Philippe Besson : Un certain Paul Darrigand
-
Un certain Paul Darrigand par Philippe Besson.
Julliard (2019) 216 pages ; Pocket (2020) 168 pages.
Après Arrête avec tes mensonges, roman pudique, qui met au jour l'éveil homoxesuel de l'auteur, Un certain Paul Darrigrand est le deuxième volet de la trilogie autobiographique de Philippe Besson, que Dîner à Montréal clôturera. Dans celui-ci il retourne donc sur les traces d'une jeunesse hantée par la mort et les liaisons dangereuses et nous entraîne sur les chemins de sa vie d'étudiant où réalité et fiction s'entremêlent.
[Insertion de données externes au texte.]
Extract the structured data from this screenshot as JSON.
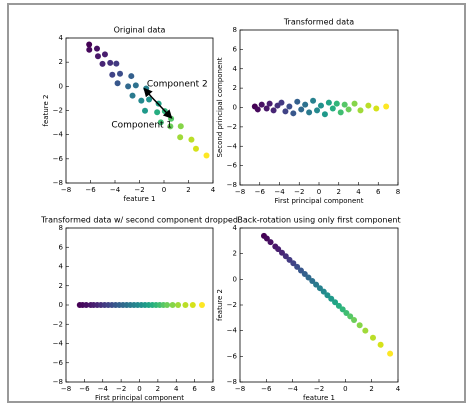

S'apprêtant à déménager, Philippe Besson (photo ci-dessous) qui s'exprime à la première personne, fait le tri dans ses affaires et tombe sur une vieille photo de jeunesse prise entre le 17 et le 21 décembre 1988, sur l'île de Ré. Ce cliché, où ils sont deux, Paul, 24 ans et lui, Philippe, 21 ans ; prouve que leur relation a bien existé.
L'auteur se remémore sa première rencontre avec Paul, lors de la rentrée universitaire à Bordeaux où ils se bousculent en se croisant, chacun tentant de rejoindre son cours : "Donc, c'est juste cela, notre premier contact : une légère bousculade, une oeillade sombre, un frôlement, et puis un effacement. C'est sans importance. Enfin, c'est ce que je crois."
Un amour impossible va naître compliqué par la maladie. Philippe va être affecté par une anémie et des défenses immunitaires qui s'effondrent. Comment ne pas penser alors au sida et à la peur qu'il engendre.
Son amie Catherine lui fera prendre conscience qu'il souffre d’une affection qui a sans doute quelque chose à voir avec cet amour impossible et compliqué, même si le lien n’est pas avéré.
L'écrivain profite de cet épisode pour nous révéler qu'en 2001, dans un livre intitulé Son frère, il avait fait un pur roman à partir d'une réalité vécue dans sa jeunesse dans lequel son frère aîné lui annonce qu'il souffre d'une thrombopénie et où il s'était donné le rôle du bien-portant. Le lecteur était convaincu qu'il s'agissait d'un récit autobiographique ! Il nous dévoile ainsi le vrai et le romanesque de cet autre roman et nous montre ici, l'envers du décor : la réalité derrière la fiction. Il n'oublie pas également de rappeler l'actualité de ces années 88 - 89. Il évoque ce 21 décembre 88 date de l'explosion du Boeing 747 au-dessus de Lockerbie, ce 5 juin 89, à Roland-Garros où Michael Chang s'imposa face à Lendl et n'oublie pas de relater que presque au même moment, à Pékin, sur la place Tiananmen, un homme seul, sans arme, se tient debout devant une colonne de chars, l'empêchant d'avancer...
Philippe Besson par des mots bien choisis nous offre une autofiction toute en délicatesse, pleine de sincérité, avec ses souvenirs intimes particulièrement émouvants et si bien traduits qui lui reviennent en mémoire. Comme pour Arrête avec tes mensonges, j'ai été conquise par cette écriture concise, juste et pleine de subtilités qui traduit si bien l'envie, le désir, l'absence et la mélancolie.